Nel 2000 sono giunti al Museo dalla Veneranda Fabbrica del Duomo il bozzetto al vero della Pala della Vergine Assunta, realizzato nel 1955 destinato ad essere tradotto in marmo per un altare della navata minore della cattedrale, e un nucleo di cinque gessi presentati al concorso indetto nel 1950 per la realizzazione della quinta porta della cattedrale. Il tema del concorso, Origini e Vicende dalle cattedrale, era stato scelto dallo stesso arcivescovo di Milano, il Beato Card. Ildefonso Schuster. L’artista, dopo aver presentato al primo grado del concorso un progetto che spiccava per originalità inventiva e compositiva, fu esortato dalla Commissione a partecipare al secondo grado apportando alcune modifiche formali e compositive. Nel 1952 Fontana vinse il primo premio ex aequo con Luciano Minguzzi ma, negli anni seguenti, stanco delle lunghe incertezze della Commissione abbandonò il progetto.

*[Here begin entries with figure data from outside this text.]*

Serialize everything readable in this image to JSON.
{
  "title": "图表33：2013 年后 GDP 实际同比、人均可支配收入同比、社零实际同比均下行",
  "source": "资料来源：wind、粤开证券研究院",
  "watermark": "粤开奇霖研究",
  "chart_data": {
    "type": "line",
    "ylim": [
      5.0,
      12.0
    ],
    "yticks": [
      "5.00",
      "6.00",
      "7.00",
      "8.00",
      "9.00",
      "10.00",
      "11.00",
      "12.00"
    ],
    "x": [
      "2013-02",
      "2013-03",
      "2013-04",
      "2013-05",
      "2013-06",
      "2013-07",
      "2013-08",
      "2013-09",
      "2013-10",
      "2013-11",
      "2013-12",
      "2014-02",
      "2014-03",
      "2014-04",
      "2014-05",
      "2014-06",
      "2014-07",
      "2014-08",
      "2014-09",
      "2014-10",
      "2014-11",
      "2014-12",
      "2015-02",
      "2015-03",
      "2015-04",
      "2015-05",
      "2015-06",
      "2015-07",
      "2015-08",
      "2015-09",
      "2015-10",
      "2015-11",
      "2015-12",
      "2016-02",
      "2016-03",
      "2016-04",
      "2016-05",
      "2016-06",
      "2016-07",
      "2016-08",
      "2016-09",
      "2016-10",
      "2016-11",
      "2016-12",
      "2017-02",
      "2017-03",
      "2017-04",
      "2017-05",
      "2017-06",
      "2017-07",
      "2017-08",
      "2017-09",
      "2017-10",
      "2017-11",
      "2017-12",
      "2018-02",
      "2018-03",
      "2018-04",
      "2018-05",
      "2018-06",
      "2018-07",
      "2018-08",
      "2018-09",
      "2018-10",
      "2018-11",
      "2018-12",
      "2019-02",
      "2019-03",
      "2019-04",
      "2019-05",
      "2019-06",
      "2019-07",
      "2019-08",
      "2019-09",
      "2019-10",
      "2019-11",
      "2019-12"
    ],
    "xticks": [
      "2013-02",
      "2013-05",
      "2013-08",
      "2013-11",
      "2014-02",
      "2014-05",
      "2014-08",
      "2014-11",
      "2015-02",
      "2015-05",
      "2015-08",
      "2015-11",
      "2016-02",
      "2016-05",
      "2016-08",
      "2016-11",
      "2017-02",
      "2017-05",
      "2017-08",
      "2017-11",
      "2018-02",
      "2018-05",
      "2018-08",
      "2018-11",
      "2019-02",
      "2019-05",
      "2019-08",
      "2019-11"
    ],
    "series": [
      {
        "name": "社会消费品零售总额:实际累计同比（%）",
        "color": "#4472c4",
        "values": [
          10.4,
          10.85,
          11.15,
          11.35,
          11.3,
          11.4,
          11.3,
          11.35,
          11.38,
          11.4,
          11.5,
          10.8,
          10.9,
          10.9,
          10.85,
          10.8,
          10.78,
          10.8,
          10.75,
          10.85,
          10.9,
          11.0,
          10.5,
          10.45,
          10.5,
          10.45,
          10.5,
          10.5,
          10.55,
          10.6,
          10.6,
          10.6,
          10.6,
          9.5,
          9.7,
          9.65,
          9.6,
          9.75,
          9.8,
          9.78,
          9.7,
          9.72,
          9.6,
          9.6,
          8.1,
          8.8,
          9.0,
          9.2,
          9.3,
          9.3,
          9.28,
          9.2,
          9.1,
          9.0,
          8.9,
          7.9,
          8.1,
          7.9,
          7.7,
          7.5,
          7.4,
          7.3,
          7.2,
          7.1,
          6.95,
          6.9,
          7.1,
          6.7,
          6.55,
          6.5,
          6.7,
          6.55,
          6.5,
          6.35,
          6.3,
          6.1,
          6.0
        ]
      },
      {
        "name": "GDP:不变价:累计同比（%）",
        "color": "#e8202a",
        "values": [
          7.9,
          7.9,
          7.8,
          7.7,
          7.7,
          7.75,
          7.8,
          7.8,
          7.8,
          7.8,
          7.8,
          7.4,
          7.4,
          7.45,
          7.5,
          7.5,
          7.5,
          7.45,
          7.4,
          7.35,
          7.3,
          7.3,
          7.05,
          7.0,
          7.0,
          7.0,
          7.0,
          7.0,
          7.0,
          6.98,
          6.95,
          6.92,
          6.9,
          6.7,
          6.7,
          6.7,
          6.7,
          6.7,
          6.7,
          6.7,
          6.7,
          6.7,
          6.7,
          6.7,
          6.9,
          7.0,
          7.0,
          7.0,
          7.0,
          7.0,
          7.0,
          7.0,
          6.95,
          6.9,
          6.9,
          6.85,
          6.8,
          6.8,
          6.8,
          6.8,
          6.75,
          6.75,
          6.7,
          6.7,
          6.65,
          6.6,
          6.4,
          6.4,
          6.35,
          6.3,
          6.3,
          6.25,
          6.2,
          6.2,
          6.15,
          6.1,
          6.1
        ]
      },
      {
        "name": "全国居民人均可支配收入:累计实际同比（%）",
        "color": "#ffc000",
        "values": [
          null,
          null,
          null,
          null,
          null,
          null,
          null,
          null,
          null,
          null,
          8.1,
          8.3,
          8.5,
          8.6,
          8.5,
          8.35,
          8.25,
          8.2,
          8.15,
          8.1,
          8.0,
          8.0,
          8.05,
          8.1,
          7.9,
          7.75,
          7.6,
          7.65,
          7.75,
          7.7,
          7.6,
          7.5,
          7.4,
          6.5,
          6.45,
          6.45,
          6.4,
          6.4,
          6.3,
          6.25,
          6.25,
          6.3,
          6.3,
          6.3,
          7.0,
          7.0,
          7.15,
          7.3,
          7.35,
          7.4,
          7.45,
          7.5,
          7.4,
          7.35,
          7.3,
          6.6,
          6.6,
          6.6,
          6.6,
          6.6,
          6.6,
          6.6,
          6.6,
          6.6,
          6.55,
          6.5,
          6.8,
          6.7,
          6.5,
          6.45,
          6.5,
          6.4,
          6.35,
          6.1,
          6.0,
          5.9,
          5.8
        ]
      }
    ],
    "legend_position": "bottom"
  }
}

Ad implementare la collezione di opere di Fontana si è aggiunta nel 2011, in deposito da Regione Lombardia, la Via Crucis “bianca” del 1955, concepita dall’artista come parte di un intervento per la cappella della Casa Materna Asili Nido Ada Bolchini Dell’Acqua (Milano, via Cascina Corba). La cappella è frutto della collaborazione tra l’architetto Marco Zanuso, che progettò l’edificio tra il 1953 e il 1954, e Lucio Fontana, il quale concepì una decorazione ad hoc per la piccola aula secondo il principio di unità concettuale tra decorazione scultorea e ambiente.